2000年(平成12年)以降は『ポケットモンスター』(ポケモン)を題材にして、ボードゲームやトレーディングカードゲームの要素も取り入れた『ポケモンパッチン』シリーズが代表的な商品である。
裏面
裏面は紙の素地か、単色で印刷されていることが多い。裏面には、じゃんけん、トランプのカード、武器などが描かれており、工夫によってその図柄を用いて遊ぶことも出来るようになっている。
名称
地域・時代によって「めんこ」の名称は異なる(太字は高アクセント)。
- 札幌市では「パッチ」
- 津軽弁では「びだ」
- 仙台弁では「パッタ」(仙台)、「パッツ」(松島)、「パンチョ」[9]
- いわき市では「ペッタ」
- 酒田市では「ペッチ」
- 名古屋弁では「ショーヤ」
- 関西弁では「べったん」
- 鳥取市では「げんじい」
- 浜田市では「ぱっちん」
- 広島県三原市では「パッチン」(昭和30年代:現在の呼称は未確認)
- 大分県では「パッチン」(大分県大分市で行われる祭りである府内戦紙(ふないぱっちん)は、山車がこのパッチンの図柄に似ているため名づけられた。)
- 日田弁では「おちょこし」
- 鹿児島弁では「カッタ」(「カルタ(Carta)」からか)
- 沖縄弁では「パッチー」
その他
- めんこは江戸時代はバクチ遊びの一種と見なされ、たびたび規制の対象とされた。明治時代以降にもめんこ遊びをアングラ視する風潮が続いた。
脚注
関連書籍
- 『メンカー』いしかわじゅん 立風書房
- 鷹家春文(編)『めんこグラフィティ-甦る時代のヒーローたち』(光琳社出版、1991年)

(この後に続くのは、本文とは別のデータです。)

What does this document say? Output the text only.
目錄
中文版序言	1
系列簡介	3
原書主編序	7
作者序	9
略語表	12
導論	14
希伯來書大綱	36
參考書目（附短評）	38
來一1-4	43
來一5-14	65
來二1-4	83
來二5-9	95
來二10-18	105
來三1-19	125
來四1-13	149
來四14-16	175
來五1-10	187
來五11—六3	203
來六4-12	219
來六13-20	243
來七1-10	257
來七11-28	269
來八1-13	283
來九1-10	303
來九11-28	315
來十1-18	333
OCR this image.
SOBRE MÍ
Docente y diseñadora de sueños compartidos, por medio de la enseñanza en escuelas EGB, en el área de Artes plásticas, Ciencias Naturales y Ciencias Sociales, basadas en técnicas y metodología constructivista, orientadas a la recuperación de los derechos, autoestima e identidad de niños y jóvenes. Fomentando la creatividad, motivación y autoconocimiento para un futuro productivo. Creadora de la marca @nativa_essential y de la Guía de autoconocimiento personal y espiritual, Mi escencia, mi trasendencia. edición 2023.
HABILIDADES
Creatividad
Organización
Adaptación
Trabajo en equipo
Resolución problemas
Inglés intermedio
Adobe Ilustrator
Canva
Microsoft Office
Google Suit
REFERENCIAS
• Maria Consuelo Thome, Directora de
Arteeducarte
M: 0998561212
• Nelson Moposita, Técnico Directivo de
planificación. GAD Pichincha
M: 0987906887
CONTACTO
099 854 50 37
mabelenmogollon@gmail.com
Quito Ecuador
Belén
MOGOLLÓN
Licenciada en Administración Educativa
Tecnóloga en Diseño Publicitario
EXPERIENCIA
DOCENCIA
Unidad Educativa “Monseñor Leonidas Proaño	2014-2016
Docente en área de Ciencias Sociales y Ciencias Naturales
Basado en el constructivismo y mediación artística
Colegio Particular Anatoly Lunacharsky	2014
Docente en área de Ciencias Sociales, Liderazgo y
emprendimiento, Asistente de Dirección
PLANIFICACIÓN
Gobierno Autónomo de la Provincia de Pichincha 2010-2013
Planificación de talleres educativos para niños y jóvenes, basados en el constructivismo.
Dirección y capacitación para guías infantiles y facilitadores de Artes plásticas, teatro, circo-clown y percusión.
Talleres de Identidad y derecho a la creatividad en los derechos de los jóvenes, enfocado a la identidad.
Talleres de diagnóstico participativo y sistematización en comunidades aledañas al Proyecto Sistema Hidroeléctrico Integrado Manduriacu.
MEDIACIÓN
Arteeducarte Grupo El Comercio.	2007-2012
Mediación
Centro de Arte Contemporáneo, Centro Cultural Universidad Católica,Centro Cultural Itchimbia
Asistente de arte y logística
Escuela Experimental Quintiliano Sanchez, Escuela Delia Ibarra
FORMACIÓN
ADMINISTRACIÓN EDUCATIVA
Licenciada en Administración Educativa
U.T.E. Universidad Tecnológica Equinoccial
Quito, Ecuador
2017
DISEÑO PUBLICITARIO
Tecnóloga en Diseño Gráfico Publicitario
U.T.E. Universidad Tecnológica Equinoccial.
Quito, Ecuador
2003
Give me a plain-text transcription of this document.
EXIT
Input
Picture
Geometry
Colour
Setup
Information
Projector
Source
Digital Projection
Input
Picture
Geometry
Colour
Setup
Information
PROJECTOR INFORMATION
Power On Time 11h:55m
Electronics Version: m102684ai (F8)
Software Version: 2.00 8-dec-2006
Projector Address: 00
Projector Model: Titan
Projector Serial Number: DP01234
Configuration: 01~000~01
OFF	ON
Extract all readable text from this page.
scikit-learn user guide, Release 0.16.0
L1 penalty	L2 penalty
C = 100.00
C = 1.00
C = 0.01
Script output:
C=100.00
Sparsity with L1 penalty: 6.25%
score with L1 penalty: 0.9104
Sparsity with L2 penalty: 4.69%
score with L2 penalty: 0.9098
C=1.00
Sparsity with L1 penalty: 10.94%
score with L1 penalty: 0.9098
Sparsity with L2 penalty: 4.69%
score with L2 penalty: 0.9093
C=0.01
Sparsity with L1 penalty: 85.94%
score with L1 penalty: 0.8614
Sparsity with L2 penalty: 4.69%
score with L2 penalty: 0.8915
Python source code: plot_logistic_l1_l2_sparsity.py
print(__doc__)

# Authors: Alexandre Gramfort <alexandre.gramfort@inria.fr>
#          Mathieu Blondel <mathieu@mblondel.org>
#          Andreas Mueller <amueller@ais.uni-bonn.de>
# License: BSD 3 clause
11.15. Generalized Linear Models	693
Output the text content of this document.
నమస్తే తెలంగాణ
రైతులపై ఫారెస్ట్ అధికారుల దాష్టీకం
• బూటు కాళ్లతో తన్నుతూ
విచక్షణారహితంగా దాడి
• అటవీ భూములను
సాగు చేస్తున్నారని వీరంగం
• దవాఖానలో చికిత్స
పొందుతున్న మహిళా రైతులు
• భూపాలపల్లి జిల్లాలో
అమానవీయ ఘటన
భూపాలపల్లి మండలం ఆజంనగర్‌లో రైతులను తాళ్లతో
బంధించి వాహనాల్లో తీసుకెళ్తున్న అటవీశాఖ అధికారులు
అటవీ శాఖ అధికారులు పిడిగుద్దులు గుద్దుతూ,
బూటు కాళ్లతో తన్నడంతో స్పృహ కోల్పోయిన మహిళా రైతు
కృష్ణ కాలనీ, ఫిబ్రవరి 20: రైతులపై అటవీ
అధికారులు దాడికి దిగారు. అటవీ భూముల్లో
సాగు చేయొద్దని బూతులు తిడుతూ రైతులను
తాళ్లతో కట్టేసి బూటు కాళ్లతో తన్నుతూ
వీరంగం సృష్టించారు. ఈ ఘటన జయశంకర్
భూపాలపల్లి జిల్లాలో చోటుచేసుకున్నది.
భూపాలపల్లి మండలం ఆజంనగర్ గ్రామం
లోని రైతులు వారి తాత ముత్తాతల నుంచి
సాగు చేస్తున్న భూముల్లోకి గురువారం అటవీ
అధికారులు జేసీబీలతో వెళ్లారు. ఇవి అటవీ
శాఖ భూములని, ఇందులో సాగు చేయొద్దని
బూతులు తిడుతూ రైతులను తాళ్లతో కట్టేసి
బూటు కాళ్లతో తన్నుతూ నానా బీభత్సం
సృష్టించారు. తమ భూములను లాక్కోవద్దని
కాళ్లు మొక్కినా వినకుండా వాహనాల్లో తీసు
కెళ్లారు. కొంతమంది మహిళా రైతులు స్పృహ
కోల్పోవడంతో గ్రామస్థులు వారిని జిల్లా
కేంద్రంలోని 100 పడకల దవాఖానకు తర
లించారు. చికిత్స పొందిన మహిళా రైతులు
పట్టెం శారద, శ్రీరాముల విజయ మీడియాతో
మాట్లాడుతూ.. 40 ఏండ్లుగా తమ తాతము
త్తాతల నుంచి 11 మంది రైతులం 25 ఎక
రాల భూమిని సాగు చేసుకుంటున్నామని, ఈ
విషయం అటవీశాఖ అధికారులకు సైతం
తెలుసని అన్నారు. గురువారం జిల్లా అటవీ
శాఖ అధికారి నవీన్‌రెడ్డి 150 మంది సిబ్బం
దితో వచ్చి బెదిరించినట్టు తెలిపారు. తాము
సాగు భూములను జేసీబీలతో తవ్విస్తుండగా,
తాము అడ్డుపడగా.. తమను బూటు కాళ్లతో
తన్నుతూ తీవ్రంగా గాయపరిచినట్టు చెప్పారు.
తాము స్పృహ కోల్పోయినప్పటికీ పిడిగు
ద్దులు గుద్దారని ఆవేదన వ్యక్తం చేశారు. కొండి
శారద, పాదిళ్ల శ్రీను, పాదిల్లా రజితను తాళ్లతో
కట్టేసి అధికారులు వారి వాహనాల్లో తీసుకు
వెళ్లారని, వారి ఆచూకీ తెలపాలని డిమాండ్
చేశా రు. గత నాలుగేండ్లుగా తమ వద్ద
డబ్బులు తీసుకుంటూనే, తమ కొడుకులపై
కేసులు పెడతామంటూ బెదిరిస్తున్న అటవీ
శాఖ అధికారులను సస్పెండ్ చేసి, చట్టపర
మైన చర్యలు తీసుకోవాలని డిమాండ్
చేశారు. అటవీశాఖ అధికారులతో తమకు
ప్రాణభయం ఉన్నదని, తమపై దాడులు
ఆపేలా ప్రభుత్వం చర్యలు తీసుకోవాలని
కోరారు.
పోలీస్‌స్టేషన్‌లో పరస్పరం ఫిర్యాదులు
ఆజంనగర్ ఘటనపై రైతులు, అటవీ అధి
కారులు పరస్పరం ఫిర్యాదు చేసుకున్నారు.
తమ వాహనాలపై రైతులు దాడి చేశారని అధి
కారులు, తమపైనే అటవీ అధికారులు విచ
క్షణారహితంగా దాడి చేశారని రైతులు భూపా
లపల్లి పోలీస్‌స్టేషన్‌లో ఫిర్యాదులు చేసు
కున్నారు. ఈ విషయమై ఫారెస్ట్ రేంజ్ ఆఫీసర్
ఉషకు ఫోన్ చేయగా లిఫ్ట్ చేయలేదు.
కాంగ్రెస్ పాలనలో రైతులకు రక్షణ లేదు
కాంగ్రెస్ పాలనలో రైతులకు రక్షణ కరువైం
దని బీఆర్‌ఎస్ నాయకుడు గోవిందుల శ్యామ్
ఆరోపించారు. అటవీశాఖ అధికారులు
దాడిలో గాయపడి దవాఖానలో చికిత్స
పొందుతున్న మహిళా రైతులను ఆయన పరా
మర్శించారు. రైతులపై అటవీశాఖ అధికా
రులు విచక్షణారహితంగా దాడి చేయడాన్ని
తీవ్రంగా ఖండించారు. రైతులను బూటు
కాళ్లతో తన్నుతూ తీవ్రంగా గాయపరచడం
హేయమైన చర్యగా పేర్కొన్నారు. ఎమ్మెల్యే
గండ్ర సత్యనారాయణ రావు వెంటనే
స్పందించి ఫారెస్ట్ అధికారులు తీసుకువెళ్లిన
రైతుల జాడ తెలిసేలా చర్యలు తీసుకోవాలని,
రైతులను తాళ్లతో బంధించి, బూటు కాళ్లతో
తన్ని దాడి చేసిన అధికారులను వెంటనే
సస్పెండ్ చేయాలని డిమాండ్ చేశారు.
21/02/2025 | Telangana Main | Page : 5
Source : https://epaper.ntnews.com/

- 『メンぱっちん』小林よしのり 講談社 - めんこが劇中では競技として扱われ、スポ根漫画のパロディとなっている点が特徴。
関連項目
http://www.sportsfukiya.net/参照
- 超爆裂異次元メンコバトル ギガントシューター つかさ - 本遊戯を題材にした9分間のショートタイプアニメ。立体(ソリッド)主体デザインの凡そ"ヘタウマ"的なキャラが熱くバカバカしい戦いを繰り広げる。
- ↑ 進藤 進 「メンコの歴史、思い出」『多摩のあゆみ』101号、たましん地域文化財団、2001年2月、55-63頁、ISBN なし
- ↑ 『妖怪ウォッチ マルメンコレクション』(エンスカイ)の様に別の作品から類似のシステムを流用する場合が多い。
- ↑ 爆転シュート ベイブレードとのタイアップ商品。
- ↑ 同じ販売元タカラトミーの爆転シュート ベイブレード同様に、パーツを組み合わせて強化改造を可能としたもの。その為に本体はプラスチック製となっている。
- ↑ TBS系列の番組『筋肉番付』とのタイアップ商品。イメージキャラクタにケイン・コスギを採用している。
- ↑ 専用のプロテクタ等を装備する等、番組の仕様に合わせてルール改変がなされている。
- ↑ "煽(あふ)る"と云う表現がある。
- ↑ 若しくは下に潜り込んで突き刺さる場合も同じく数えられる。